Successful Resection of an Occluded Inferior Vena Cava Caused by Locally Advanced Renal Cell Carcinoma of the Right Kidney

Special Article - Surgical Case Reports

Austin J Surg. 2015;2(4): 1061.

Successful Resection of an Occluded Inferior Vena Cava Caused by Locally Advanced Renal Cell Carcinoma of the Right Kidney

Katharina Marsoner1,2*, Peter Kornprat¹, Richard Zigeuner³, Wolfgang Marte4, Drago Dacar² and Hans Jörg Mischinger¹

¹Department of General Surgery, Medical University of Graz, Austria

²Department of Cardiac Surgery, Medical University of Graz, Austria

³Department of Urology, Medical University of Graz, Austria

4Department of Anesthesiology, Medical University of Graz, Austria

*Corresponding author: Katharina Marsoner, Department of General Surgery, Medical University of Graz, Auenbruggerplatz 29, 8036 Graz, Austria

Received: February 26, 2015; Accepted: June 02, 2015; Published: June 10, 2015

Abstract

Case Report: Complete thrombotic occlusion of the IVC (Inferior Vena Cava) can be life-threatening in locally advanced Renal Cell Carcinoma (RCC).

We present a case of a young male patient, who first admitted with macrohematuria caused by a T4-RCC of the right kidney with complete thrombotic occlusion of the IVC. Primarily, the tumor was considered unresectable. After extensive multidisciplinary discussion, the patient was then scheduled for multi-visceral resection. Successful complete resection of the tumor could be performed; the IVC was rejected without graft interposition. After an uneventful postoperative course, the patient could be discharged home in an excellent functional state.

Conclusion: Our case clearly demonstrates that in young patients with locally advanced RCC, multi-visceral resection can be performed successfully with after meticulous evaluation and risk-calculation.

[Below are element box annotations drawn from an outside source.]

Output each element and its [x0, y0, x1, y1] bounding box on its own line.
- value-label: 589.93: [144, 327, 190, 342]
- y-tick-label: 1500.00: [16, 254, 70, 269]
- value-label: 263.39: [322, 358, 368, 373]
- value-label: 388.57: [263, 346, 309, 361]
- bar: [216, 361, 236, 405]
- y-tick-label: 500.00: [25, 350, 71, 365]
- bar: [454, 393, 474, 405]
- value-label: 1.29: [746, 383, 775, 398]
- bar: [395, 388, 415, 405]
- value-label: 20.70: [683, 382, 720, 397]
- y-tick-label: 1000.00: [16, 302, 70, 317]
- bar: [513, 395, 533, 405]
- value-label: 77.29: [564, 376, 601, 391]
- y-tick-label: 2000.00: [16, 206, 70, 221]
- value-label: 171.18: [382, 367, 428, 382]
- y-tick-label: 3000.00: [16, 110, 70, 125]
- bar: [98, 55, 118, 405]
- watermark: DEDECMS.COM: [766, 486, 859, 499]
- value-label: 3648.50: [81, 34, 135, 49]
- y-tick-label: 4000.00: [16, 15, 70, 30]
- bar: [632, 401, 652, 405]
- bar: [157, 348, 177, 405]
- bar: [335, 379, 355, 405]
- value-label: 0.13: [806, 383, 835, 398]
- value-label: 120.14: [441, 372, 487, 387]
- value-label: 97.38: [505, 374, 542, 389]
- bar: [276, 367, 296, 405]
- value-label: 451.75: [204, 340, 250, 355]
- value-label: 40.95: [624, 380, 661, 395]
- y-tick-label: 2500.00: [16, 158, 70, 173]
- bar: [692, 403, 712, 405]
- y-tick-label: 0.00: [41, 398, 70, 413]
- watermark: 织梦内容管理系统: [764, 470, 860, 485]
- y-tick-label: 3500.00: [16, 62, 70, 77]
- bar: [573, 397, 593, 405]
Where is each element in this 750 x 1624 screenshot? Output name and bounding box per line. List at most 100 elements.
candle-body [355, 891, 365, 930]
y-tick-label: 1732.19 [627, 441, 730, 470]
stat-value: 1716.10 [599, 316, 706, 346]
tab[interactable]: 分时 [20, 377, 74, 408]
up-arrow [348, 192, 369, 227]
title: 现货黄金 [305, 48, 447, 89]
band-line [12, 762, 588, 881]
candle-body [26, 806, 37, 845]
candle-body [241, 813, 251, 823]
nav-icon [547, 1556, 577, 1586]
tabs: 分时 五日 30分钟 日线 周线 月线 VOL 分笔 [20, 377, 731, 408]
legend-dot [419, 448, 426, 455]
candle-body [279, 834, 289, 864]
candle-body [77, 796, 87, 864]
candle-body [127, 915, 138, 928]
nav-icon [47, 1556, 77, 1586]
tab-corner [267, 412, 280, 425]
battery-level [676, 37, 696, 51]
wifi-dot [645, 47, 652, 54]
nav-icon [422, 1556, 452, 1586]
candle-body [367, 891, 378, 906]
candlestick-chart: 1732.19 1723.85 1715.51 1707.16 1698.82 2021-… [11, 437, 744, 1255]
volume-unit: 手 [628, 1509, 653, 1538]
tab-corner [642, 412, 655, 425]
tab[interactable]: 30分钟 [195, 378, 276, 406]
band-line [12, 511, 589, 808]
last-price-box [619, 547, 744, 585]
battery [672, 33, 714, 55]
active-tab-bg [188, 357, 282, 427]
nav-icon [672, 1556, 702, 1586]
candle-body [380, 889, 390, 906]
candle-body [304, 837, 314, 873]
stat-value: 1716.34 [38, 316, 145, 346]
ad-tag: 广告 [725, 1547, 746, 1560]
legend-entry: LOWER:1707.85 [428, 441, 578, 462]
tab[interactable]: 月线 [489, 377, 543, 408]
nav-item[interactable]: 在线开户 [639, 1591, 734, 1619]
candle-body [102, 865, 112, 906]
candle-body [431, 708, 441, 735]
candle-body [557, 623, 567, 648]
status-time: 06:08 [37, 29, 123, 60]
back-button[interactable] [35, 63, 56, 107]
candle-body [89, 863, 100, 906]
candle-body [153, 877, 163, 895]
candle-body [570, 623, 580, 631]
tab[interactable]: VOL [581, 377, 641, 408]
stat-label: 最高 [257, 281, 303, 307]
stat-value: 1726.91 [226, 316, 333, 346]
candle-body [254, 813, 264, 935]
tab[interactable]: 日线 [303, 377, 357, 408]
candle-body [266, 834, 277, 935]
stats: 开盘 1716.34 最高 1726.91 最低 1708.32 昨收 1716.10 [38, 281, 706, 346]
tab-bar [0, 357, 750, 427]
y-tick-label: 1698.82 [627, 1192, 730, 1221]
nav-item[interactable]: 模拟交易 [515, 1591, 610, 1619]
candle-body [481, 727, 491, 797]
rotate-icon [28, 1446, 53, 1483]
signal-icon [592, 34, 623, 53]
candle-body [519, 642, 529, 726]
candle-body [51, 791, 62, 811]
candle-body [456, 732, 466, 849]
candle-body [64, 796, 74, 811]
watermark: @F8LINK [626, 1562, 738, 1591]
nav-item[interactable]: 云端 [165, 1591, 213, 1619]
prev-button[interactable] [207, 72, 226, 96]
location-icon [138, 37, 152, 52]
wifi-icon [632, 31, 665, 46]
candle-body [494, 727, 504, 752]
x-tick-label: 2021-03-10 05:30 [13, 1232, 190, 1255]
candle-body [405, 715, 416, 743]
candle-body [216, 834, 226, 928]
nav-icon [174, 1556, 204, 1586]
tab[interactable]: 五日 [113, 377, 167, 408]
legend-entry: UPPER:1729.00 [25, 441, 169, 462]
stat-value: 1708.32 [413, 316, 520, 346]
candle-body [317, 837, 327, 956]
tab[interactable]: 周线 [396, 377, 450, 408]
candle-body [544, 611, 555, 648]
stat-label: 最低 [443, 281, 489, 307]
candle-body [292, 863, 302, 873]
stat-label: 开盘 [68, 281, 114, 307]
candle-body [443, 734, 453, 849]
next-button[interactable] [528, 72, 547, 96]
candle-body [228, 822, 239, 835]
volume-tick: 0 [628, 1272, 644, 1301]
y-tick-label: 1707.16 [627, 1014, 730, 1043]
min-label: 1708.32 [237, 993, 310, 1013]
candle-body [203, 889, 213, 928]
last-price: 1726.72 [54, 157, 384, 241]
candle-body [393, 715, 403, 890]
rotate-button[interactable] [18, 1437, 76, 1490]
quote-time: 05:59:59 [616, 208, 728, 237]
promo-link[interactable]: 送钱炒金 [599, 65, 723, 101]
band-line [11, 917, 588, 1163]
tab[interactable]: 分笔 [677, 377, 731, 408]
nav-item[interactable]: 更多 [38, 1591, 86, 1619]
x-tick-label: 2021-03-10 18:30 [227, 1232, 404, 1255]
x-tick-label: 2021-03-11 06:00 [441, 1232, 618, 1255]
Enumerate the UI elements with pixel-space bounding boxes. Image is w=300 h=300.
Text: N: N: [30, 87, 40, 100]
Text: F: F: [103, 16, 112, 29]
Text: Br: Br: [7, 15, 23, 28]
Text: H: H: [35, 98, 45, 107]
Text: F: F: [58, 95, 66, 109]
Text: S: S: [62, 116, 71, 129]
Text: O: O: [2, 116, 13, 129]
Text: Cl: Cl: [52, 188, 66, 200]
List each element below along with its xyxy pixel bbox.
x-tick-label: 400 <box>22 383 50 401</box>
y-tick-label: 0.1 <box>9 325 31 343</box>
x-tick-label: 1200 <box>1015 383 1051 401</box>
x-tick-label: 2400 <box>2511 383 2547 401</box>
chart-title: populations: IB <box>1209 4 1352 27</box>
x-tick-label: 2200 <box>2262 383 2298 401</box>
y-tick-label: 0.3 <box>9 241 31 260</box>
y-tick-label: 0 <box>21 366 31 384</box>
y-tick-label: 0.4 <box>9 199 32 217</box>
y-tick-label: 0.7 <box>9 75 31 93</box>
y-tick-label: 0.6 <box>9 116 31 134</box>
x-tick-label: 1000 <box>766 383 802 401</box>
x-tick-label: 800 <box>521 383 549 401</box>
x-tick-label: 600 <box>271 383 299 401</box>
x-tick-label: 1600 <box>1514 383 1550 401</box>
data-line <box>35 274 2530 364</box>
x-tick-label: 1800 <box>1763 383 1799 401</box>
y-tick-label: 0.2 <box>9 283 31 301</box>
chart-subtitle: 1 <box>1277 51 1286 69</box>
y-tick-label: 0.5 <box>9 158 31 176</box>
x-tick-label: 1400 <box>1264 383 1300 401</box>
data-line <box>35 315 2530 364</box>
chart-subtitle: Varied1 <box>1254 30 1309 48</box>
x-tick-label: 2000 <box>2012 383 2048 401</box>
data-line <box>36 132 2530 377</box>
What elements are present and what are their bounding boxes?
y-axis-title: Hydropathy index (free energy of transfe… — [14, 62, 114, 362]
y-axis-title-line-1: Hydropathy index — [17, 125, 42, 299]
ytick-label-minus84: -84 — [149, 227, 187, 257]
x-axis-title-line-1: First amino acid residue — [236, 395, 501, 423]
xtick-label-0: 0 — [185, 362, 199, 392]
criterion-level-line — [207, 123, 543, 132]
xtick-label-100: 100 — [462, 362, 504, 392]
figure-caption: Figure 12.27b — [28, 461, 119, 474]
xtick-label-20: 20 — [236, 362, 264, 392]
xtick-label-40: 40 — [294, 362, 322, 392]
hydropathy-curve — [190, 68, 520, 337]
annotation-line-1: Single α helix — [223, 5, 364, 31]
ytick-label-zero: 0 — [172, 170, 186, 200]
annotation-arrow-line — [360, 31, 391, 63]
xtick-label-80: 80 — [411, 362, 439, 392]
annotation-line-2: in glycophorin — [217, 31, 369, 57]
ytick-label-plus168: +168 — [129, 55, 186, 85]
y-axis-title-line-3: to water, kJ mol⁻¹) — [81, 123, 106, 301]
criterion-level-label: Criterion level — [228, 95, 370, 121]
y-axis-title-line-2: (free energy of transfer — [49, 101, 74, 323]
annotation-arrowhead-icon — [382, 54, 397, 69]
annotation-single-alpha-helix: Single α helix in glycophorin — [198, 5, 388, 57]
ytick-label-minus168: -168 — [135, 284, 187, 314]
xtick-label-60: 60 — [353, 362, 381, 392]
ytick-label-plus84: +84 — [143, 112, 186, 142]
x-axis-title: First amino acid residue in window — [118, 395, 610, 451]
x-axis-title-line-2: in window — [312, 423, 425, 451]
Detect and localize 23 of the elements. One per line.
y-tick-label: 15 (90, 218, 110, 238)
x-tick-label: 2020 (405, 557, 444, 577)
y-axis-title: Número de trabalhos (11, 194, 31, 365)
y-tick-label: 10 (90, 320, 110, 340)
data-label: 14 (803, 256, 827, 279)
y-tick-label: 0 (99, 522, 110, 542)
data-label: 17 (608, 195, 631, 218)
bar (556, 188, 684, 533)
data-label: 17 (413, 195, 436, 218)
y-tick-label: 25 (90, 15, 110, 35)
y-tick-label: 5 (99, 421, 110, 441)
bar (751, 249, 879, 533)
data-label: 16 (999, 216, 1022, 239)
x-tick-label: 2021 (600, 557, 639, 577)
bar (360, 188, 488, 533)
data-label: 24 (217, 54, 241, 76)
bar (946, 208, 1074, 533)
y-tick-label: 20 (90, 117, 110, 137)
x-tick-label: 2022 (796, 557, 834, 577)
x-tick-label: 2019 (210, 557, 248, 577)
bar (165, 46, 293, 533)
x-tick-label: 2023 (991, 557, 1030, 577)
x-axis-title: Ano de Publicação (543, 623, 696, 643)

Keywords: Locally advanced renal cell carcinoma; Thrombotic occlusion of the inferior vena cava; Multi-visceral resection

Introduction

Total thrombotic occlusion of the IVC by an invading RCC represents a potentially life-threatening event. Complete resection including resection of the IVC with or without vascular reconstruction is associated with a high preoperative risk; mainly caused by the danger of severe venous bleeding from collateral circulations and the extent of the surgical intervention itself [1]. We present a case of a 41- year old male patient with complete thrombotic occlusion of the IVC caused by a T-4 renal cell cancer of the right kidney, where complete resection of the tumor including the IVC could be accomplished successfully.

Case Report

A 41-year old male patient primarily admitted with macrohematuria. Sonographic and radiologic evaluation revealed a giant T4-RCC of the right kidney with total thrombotic occlusion of the IVC at the level III (retro hepatic) according to the classification of Neves and Zincke [2], with a consecutive hindered flow in the right hepatic vein and a subsequent thrombotic occlusion of the pelvic and lower extremity veins (Figure 1). A portography showed a thrombotic formation in the right hepatic vein (Figure 2). Preoperative diagnostic imaging proved absence of metastasis formation.